There is still time left in the Give One, Get One program if you have children that this would be a good tool for. Also, if you’d like to do development for the project it’d be a good fit. Remember, the Give One, Get One program donates one of these machines to a developing nation and also gives one to you. Now is the season for giving, right? 🙂
Did you get your T-mobile stuff in the box too? Or did they email it to you?
I want my XO 🙁
The OLPC (hardware) seems to be a cool little device by the looks of it, but I have not used the hardware yet so I really cant tell for sure.
I have however toyed a bit with the UI (Sugar) using an Emulator (as I plan to do some development for it). Maybe it’s the Emulators speed (and lack of special input devices) but I cant imagine working a longer time with it. It gives me the feeling of working with a straitjacket in a confined space. Ditching the desktop concept for some new experimental concept does not seem like the best thing to do.
To give you an example:
Say you are writing your homework and you need to access the calculator or web once in a while to solve it. In this case you cant organize the workplace so the applications you need are visible at the same time. Instead you have to first minimize the current “Activity” go to the “Activities” chooser and select the next one to use.
I can see the motive for having Sugar this way is to make it easier for small children. But I have not encountered any child yet that had a problem understanding a traditional desktop environment. That said I think it has some nice touches as the mesh networking and network neighborhood support, and I’m a big fan of the technologies used (Python, pygtk, pygame etc.)

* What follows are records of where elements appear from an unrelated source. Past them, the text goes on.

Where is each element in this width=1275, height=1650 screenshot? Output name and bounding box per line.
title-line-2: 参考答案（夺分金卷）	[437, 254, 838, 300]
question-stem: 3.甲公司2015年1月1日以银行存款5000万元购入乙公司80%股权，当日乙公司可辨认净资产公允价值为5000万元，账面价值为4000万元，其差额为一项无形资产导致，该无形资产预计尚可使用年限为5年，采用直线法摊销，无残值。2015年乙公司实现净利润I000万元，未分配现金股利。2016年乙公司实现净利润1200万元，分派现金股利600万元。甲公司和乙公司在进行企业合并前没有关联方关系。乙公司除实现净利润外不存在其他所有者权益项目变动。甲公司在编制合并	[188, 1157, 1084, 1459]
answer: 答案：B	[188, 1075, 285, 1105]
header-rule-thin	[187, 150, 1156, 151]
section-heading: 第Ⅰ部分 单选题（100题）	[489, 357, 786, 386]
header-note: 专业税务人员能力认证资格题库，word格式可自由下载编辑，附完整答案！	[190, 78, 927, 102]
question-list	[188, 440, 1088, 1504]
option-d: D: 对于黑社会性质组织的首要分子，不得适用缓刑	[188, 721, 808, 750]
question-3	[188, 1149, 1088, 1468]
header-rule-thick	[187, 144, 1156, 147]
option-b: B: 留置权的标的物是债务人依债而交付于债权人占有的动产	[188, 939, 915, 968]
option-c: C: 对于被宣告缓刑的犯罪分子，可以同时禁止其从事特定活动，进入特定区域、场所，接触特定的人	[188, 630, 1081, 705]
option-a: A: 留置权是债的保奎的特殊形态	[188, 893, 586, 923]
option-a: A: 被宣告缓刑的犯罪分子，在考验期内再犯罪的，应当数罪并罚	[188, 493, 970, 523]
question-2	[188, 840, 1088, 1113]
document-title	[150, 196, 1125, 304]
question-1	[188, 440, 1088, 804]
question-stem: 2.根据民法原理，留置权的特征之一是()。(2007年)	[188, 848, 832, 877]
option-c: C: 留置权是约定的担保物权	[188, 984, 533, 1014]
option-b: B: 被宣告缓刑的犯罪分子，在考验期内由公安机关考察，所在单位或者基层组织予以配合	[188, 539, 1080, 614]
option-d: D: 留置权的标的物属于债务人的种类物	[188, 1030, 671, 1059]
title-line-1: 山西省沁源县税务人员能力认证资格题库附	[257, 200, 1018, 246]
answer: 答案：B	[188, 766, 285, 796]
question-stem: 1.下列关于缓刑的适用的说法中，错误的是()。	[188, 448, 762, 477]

The “activities”(applications) may be at a very early stage at this time but it seems to be a lot of software by nerds for nerds. I’m sure that it will improve over time (it will just take a little extra time as they need to port existing apps to Sugar).
If MS is going to make XP available for it I think that a real desktop environment (like XFCE) should be available to give the XO (Linux) users freedom of choice.
That said I am a big fan of the OLPC and I will continue my attempt to develop Sugar Activities for it.
I cannot connect to encrypted networks with passwords which I know (unencrypted ones work fine.) Any ideas?
I received an E-mail with my T-mobile information and a reference code to sign up for the 12 months free.
Unfortunately, t-mobile says its invalid.
Bill
@ Bill – I had that too the first time I submitted the code, but I double checked and tried again and its been approved since. Not sure what the problem was, but it eventually validated.
There’s a workaround for the problems connecting to WPA-secured networks here:
http://wiki.laptop.org/go/WPA_Manual_Setting
It’s a little bit complex, but the instructions, precisely followed, worked for me.
T-Mobile apparently didn’t have their act together initially. A remaining problem was that their login required java, which doesn’t run by default on the sugar browser. I haven’t tried the t-mobile option yet, so I don’t know whether they finally have the kinks worked out or not.
Xfce works on the Xo and so does OpenOffice.